Eggs are considered one of nature's most complete foods, filled with protein while free of sugar and carbs. If you're trying to eat healthy, spice up your breakfast with this cheesy vegetable scrambled eggs - filled with crunchy veggies and full of flavor, this dish is ready in under 5 minutes!
This recipe serves 2 people. Prep time 2 minutes, cook time 3 minutes.
1/4 cup cherry tomatoes, halved
1/4 cup cheese
1/4 cup garden peas, chopped
1 clove garlic, chopped
1 shallot, chopped
1 spring onion, chopped
1 sprig coriander, chopped
1 chili padi, chopped
1/2 teaspoon chili powder or chili flakes
1 teaspoon olive oil
Salt & pepper to taste
1. In a medium bowl, crack eggs and add 1/4 cup cheese, chopped chili padi, spring onion, coriander, chili flakes and salt and pepper to taste.

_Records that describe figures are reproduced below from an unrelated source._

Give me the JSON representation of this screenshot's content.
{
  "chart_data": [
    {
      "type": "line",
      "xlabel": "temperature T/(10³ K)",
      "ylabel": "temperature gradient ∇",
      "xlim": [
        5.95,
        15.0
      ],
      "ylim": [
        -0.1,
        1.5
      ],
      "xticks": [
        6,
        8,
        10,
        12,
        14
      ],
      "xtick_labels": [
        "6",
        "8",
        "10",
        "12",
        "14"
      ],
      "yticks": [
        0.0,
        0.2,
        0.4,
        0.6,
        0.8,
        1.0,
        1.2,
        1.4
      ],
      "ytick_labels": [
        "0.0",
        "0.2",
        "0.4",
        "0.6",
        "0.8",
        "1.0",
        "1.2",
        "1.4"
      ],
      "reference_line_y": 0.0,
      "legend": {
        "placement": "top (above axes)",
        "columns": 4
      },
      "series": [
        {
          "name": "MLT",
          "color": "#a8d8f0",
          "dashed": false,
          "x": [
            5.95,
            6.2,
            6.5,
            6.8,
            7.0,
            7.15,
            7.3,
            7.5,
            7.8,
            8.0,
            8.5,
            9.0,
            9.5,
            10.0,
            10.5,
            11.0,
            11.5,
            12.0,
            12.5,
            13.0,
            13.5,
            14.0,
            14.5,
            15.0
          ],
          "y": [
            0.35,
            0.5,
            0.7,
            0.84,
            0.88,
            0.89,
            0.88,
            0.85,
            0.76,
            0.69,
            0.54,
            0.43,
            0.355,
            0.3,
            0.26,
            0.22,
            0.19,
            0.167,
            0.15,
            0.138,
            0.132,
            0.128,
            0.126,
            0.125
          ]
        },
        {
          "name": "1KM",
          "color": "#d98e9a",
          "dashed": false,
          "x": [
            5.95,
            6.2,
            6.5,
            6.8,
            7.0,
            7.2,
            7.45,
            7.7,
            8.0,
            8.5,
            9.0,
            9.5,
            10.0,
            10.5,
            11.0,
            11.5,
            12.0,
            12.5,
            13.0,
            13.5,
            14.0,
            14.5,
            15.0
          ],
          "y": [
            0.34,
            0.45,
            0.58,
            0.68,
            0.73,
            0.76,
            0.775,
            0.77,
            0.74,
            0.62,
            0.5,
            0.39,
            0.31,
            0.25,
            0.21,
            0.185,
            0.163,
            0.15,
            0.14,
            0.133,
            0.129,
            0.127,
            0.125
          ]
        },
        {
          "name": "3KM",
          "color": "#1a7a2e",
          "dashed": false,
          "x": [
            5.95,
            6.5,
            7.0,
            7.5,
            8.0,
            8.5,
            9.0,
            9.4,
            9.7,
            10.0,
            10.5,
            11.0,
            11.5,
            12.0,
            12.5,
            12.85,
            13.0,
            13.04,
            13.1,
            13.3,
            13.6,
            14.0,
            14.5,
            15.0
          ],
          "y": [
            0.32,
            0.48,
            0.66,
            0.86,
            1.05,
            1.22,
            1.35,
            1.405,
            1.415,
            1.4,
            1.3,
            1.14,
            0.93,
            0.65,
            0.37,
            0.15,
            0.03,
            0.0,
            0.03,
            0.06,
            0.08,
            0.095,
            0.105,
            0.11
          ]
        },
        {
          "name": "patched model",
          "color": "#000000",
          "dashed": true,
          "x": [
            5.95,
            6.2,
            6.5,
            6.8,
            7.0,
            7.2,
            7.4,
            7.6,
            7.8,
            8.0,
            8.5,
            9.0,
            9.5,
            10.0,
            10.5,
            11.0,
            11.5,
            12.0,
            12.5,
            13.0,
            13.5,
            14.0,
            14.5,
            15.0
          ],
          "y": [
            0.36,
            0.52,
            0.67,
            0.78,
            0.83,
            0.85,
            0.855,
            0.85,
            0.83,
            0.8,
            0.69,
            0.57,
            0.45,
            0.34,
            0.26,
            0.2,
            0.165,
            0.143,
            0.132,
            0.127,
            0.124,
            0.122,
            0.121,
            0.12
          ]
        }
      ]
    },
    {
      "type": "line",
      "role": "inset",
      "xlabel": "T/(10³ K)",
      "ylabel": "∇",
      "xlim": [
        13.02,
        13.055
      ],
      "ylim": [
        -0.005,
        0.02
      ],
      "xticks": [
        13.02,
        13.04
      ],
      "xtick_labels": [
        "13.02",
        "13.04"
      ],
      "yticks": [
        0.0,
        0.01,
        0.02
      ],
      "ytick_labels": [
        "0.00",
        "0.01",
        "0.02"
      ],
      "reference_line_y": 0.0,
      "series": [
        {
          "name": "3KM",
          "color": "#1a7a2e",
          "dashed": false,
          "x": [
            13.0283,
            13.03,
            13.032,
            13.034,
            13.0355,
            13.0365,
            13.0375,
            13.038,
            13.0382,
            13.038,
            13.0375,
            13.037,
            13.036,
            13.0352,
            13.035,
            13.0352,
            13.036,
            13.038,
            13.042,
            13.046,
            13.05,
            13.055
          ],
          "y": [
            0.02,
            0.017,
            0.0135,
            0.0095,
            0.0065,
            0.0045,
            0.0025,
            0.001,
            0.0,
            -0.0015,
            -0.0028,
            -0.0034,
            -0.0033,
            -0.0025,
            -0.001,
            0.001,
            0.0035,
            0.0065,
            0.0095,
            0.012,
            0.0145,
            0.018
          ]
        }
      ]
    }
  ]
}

2. In a pan over medium heat, add 1 teaspoon olive oil and fry the chopped garlic and onion until golden brown.
3. Add cherry tomatoes and chopped garden peas until half cooked.
4. Add egg mixture and let sit for a minute, slowly stirring in until cheese is runny and eggs are halfway cooked.
5. Take off the pan and serve warm over toasted bread or as is!
ALY'R COOKING TIPS
1. Thoroughly brown the garlic and ginger for a more intense flavor to the entire dish.
2. You can use whatever crunchy veggies you have in the fridge - chopped cabbage, broccoli or even thinly sliced celery works really well!
3. Recipe works just as well for an omelette, if you can flip it nicely :)
4. Let the eggs mixture sit for awhile so that some of the cheese becomes brown and crunchy.